The defendant-employer’s expert medical witness, Benjamin A. Gouley, testified that decedent died of heart failure, the cause and mechanism of which remained undetermined; that decedent’s heart condition pre-existed his activities of April 20, 1975; that he disagreed with the medical opinion of Dr. Catherman insofar as it purported to causally link decedent’s work activities to death; further, that in this particular case the cause of death was purely speculative absent an autopsy. In particular, the record reveals that Dr. Gouley pointed to the fact that, while any activity short of bed rest may have in some way contributed to Feiertag’s death, the fact that on two of the days which decedent complained of chest pain he was able to work a full 10 to 12 hours without further complaint or difficulty and that on the day of his death he had worked an estimated 10% hours without any apparent pain or difficulty, made Dr. Gouley hesitant to connect the work with the subsequent death.
The referee, while not categorically rejecting the testimony of Dr. Catherman, chose to accept the medical opinion of Dr. Gouley and concluded on the basis thereof that causally relating decedent’s employment to his death was purely speculative.
*597In a workmen’s compensation case, the weighing of the testimony is solely within the province of the referee and his decision to accept the testimony of one competent medical witness over another will not be disturbed on appeal. Workmen’s Compensation Appeal Board v.
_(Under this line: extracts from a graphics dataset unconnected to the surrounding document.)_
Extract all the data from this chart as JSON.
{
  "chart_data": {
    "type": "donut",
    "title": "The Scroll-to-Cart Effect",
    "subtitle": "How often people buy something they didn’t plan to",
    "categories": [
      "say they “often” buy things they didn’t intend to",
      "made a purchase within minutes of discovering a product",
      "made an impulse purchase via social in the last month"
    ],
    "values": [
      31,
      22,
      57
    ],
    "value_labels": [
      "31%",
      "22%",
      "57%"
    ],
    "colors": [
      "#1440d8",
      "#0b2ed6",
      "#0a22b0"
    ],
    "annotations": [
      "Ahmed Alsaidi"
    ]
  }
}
Edgewater Steel Co., 23 Pa. Commonwealth Ct. 3, 349 A.2d 775 (1976).
Moreover, when, as here, the competent medical evidence accepted supports a determination that decedent’s employment activities are not causally related to his death, neither the Board nor this Court on review may substitute its judgment for that of the referee even though contrary testimony received by the referee would have supported a different result. Inter-State Tile Mantel Co. v. Workmen’s Compensation Appeal Board, 39 Pa. Commonwealth Ct. 429, 395 A.2d 681 (1978).
Accordingly, we
Order
And Now, this 11th day of December, 1979, the order of the Workmen’s Compensation Appeal Board is reversed and the petition of Elizabeth Peiertag on behalf of herself and three children for benefits arising from the death of Edwin J. Peiertag is dismissed.
Section 301(c) of The Pennsylvania Workmen’s Compensation Act, Act of June 2, 1915, P.L. 736, as amended, 77 P.S. §411.
My dissent in Beaver Valley Builders Supply v. Workmen’s Compensation Appeal Board was based upon a thorough reading of the medical evidence which revealed that in that case in particular ihe words “suggests” and “may have” were not equivocal when read in the context of the medical expert’s entire opinion. To the contrary, ihe record demonstrated that in the opinion of Dr. W. H. Jefferys, which the referee accepted, there was a direct relationship between decedent’s work injury and subsequent death.